Top 5 of Our Favorite Things: Web Documentaries

Who, what, where, why and when: In the examination of current topical trends, issues and circumstances, deconstruction of events gone by or just pure observation of our fellow inhabitants of the world, the digital space is lending itself as a fully malleable platform to present non-fiction storytelling.

News correspondents and film makers are upping the ante in bringing true stories into the light for society’s consideration through collaborative journalism, interactive film and additional media assets mined from social media and the depths of archives to create immersive documentary experiences.

A follow up to our Top 10 of Our Favourite Web Documentaries we did last year, here are our current top 5 favorite picks of web docs that cover true stories while shaping the digital audio- visual storytelling landscape.

1. Out my window
FACT: 180,000 people move into cities on a daily basis and it was estimated in 2010 that half the world’s population live in urban areas. That’s about 3 billion people living on the earth’s surface dealing with life in a city. With an abundance of the world’s population living in densely populated areas, appropriate urban planning that rears physically and psychologically healthy societies while considering sustainability is a hot topic.

Czech-Canadian filmmaker Katerina Cizek created a web documentary to present a sample of who inhabits the concrete residential highrises throughout the world, their prized possessions, their stories and what life, literally, looks like from their vantage point.

Using a patchwork of imagery and audio, once you click on a location on the map, you can take a 360 degree peek through the curtains of a highrise home in some of our planet’s most fascinating cities  – with permission, of course.

 


2. A Year at War
It’s 1995, the growth of the information super highway is in full swing. Media analysts predict the death of the printed newspaper, and the question hangs: what’s in store for the delivery of news in the indisputable rise of online culture?

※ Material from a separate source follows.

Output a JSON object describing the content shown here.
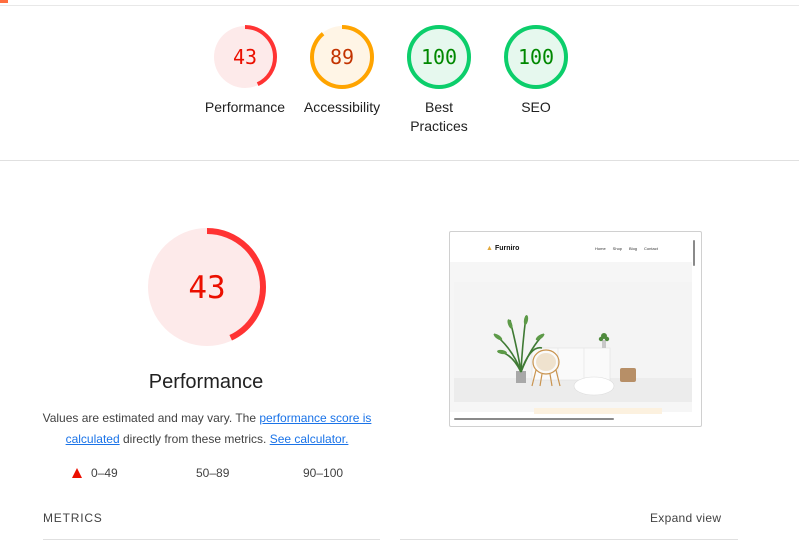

Fast forward to a time when thirty thousand American soldiers went to war in Afghanistan, The New York Times created a web feature to document the plight of soldiers from First Battalion, 87th Infantry of the 10th Mountain Division. Reporter James Dao went front line to follow this band Of troops from March 2010 to March 2011 and created something akin to a digital news scrapbook.

Telling stories from the 3 different view angles of life on the field, individual soldier profiles and G.I. generated media albums, this web space features mini video documentaries, grabs of Facebook status updates, email snippets, smartphone footage and photo montages of a snippet of time on the line for these military personnel in Northern Afghanistan.

Uniquely harnessing the digital space to cement itself as an integrated media powerhouse, The NY Times created an audio-visual, interactive project that captivates with the hard facts and raw emotion of life as a professional soldier.

 


3. The Prism
Presented in English and Greek, this collaborative documentary is a multi-dimensional collection of images, videos and that form a broad spectrum of viewpoints from the Greek landscape in the wake of the country’s financial and political boiling point in the Winter of 2010.

A hybrid mentorship program, media investigation and art project, friends and video journalists Nikos Katsaounis and Nina-Maria Paschalidou came home from abroad to their beloved homeland and recruited 14 photojournalists and videographers to document the resoundingly visible evidence of widening cracks in Greek society.

Following ordinary citizens of Greece swept up in the complexities of demand for change and the repercussions of sudden paradigms shifts, this project covers topics relevant to underground sub culture to basic economic logic. With aims of breeding a new age of highly aware multimedia storytellers, The Prism features twenty seven stories which create a gateway into the new era of feature journalism.

 


4. 17.10.61
A digital exploration of a dark day in Paris when the persecution of Algerian-French citizens came to a climax  on the 17th of October 1961, the uniqueness of this French documentary lies within it’s entirely logical and engaging navigation and arrangement of story-telling assets.

Created by a collective of urban artists that dabble with alternate cultural and political uses for technology, it recounts the events that unfolded when the then- head of the Parisian police ordered the attack of 30,000 demonstrators crying out for equality.
Told through eight seperate eye witness accounts which have been recounted by actors, the audience can navigate by character or by way of an interactive map of Paris which will take them to a timeline of video, archive footage, interviews with historians, newspaper clippings and photography.

 


5. Exile without end: Palestines in Lebanon
What are the repercussions of being stateless? Complicated and challenging issues arise from the absence of a concrete identity through recognised citizenship in a state or nation, and Canadian broadcasting entity, CBC, delved deep into the subject.

News correspondants spent two weeks in Shatila,  a Palestinian refugee camp in Beirut. Built in 1948 and measuring one square kilometre in size, it’s 12,000 inhabitants are made up of four generations of refugees without official papers.

A micro-state in itself, this web documentary can be navigated through an aerial map highlighting key locations within the camp, defined places of importance to the community. Short video interviews profile the young, the old and a sample of those that have cornerstone roles in this “temporary” society capturing their lives of endless uncertainty.